Then, the point as above was that true _features_ and _effects_ in the

numbers, would be directly evidenced in physical effect, where the

objects of physics behave according to mathematical laws (as they do,

whatever they are, else there would not be causality, generally, which

there is).

Then, for the plainly logical, with geometry and mathematics and

category as to theories of geometry, numbers, and here sets: then the

total reduction and as well the implications of a reduction that is

total may well be seen as truly fundamental, for each of those and

then all else they describe. Then, the reduction or reductio may well

have that there are structural features, instead of a lack thereof, in

reducing to the origin and reducing to the universe, and necessarily

addressing the duality or generally plurality, of implication, of the

the most basic principles in symmetry and conservation: here of

theories, theoretical-theoretical.

From an axiomless system of natural deduction, here as simply logical

and as the only theory without non-logical axioms, a unique logical

and uniquely logical theory, there is the void: and all.
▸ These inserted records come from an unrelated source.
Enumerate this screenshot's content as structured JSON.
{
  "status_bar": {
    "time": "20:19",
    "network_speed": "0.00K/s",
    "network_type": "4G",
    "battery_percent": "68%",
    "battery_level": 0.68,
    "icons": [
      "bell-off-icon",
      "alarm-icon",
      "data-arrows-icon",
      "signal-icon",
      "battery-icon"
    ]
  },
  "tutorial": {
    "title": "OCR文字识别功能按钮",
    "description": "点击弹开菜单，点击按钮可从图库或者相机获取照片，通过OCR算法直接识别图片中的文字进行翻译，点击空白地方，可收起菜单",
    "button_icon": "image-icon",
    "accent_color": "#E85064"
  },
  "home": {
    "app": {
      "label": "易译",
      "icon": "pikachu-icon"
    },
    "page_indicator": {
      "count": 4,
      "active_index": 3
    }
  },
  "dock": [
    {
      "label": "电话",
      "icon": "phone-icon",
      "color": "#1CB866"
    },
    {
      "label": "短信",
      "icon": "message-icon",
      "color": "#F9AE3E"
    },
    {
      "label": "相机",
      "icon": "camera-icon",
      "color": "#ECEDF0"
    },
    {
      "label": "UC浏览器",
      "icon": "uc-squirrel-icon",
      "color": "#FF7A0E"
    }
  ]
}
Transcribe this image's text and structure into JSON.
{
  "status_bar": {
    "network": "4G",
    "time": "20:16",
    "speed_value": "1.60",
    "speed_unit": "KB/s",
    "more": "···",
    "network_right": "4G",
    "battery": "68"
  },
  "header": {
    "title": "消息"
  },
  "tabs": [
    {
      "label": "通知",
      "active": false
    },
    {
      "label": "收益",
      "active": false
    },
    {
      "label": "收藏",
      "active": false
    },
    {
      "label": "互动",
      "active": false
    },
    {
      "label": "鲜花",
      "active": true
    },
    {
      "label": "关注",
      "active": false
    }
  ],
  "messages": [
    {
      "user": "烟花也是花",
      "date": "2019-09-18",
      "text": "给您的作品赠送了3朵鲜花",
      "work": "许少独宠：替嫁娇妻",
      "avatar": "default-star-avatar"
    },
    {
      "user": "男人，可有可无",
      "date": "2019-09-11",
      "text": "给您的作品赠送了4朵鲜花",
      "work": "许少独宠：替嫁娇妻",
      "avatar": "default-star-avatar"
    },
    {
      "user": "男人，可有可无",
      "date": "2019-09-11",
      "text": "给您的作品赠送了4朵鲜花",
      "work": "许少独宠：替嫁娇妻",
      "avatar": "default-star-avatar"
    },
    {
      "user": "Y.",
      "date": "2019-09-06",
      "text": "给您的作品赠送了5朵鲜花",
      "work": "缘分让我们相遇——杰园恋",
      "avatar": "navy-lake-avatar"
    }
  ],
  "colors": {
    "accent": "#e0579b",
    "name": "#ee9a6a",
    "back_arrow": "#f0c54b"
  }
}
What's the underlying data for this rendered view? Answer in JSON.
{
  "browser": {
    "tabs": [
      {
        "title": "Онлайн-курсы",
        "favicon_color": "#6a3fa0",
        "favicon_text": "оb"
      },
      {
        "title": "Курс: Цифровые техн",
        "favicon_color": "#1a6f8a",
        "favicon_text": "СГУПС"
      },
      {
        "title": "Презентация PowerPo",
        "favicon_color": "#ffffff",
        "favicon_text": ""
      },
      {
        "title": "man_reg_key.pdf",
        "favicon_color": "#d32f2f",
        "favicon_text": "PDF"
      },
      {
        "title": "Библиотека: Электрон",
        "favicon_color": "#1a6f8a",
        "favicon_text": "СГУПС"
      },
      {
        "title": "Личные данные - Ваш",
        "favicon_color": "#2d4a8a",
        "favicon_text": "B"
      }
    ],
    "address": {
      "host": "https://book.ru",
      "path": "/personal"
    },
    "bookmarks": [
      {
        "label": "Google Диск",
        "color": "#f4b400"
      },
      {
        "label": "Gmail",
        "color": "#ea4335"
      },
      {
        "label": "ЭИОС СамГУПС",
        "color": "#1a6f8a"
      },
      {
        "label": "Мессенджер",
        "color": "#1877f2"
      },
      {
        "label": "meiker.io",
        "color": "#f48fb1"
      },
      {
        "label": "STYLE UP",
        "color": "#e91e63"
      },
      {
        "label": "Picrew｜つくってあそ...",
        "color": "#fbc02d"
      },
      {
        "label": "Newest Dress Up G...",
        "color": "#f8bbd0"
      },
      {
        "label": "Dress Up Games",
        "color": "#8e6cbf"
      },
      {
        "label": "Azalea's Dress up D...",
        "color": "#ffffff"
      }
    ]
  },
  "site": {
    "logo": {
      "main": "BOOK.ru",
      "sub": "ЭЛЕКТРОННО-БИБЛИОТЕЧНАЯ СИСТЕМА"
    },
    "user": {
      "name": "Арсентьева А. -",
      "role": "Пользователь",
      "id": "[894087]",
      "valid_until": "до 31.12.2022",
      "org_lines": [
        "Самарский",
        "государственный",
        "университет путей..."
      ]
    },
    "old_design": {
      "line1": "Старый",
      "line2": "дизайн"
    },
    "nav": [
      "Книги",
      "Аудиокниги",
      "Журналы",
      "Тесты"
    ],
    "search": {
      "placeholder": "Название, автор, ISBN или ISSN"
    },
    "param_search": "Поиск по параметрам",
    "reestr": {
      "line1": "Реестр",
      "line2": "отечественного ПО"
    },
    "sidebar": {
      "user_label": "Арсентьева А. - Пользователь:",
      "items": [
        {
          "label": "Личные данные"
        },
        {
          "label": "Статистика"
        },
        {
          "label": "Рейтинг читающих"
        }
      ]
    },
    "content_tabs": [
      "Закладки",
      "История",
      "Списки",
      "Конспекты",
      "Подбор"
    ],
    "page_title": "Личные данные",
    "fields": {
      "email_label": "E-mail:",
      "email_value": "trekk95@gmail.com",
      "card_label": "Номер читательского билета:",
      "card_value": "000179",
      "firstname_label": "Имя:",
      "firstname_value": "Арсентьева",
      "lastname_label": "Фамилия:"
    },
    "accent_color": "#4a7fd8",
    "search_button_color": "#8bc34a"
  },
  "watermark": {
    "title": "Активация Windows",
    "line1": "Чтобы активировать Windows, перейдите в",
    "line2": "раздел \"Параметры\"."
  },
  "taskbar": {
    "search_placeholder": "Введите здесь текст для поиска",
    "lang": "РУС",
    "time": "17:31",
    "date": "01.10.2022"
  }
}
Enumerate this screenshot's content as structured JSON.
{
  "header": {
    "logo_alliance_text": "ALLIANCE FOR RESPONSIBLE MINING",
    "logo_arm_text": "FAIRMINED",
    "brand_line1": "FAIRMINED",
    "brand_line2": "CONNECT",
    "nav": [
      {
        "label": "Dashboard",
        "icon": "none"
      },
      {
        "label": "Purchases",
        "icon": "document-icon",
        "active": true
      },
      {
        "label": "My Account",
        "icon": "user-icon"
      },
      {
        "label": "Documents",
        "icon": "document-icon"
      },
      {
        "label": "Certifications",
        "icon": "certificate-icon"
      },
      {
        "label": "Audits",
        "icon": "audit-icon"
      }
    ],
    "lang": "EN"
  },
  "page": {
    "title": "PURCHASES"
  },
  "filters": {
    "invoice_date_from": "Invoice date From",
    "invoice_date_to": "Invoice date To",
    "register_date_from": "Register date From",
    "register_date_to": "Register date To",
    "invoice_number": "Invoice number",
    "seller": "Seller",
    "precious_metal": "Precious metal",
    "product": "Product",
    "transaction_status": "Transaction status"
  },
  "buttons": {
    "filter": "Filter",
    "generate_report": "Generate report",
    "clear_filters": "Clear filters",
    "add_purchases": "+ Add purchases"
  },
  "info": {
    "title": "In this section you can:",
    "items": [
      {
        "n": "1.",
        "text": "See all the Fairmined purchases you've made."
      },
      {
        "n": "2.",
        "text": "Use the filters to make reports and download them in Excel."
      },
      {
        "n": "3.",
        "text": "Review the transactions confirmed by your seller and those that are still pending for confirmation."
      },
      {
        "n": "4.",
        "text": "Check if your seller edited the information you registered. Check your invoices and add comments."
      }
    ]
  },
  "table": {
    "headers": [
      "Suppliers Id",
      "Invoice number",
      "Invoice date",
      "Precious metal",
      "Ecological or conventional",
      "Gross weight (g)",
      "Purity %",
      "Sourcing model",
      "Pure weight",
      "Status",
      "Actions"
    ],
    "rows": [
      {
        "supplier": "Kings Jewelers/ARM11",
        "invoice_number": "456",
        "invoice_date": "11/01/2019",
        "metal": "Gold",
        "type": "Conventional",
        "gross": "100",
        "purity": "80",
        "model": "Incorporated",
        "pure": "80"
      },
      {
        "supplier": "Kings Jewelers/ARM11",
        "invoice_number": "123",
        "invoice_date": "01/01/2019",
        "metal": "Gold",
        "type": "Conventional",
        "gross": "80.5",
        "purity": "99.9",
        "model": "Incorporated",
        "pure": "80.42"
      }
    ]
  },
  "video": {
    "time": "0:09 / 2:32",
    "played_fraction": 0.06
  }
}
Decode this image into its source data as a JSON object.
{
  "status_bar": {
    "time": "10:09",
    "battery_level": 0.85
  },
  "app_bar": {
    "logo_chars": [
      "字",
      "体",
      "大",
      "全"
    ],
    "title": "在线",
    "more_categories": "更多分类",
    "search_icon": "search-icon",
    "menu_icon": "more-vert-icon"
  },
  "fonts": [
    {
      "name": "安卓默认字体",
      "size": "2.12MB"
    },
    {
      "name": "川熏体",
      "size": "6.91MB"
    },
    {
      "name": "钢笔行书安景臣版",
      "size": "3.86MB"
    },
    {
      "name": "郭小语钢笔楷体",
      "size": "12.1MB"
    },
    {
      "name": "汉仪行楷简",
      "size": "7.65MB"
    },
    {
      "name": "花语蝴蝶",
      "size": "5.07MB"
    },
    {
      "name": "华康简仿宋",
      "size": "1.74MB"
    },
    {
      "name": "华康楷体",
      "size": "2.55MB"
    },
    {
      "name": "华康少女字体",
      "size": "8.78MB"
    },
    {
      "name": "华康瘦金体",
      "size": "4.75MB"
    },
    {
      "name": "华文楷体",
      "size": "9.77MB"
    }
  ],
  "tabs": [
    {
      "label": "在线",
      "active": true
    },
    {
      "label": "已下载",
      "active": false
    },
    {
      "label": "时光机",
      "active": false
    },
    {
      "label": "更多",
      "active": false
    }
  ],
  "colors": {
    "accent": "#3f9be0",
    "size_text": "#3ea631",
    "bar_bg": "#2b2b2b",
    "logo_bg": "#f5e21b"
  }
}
Then, for application, for continuum mechanics: there is an entire

field of mathematics yet to be discovered, in the polydimensional, for

the natural in the uniform, and the continuous, and the discrete. The

continuous/discrete distinction, and where it's resolved, has much

more in it, for the discovery of features in numbers, as it has been

so ignored, then as to where it's a or the primary subject of research

in mathematics of the infinitesimals: and infinity.

Regards,

Ross Finlayson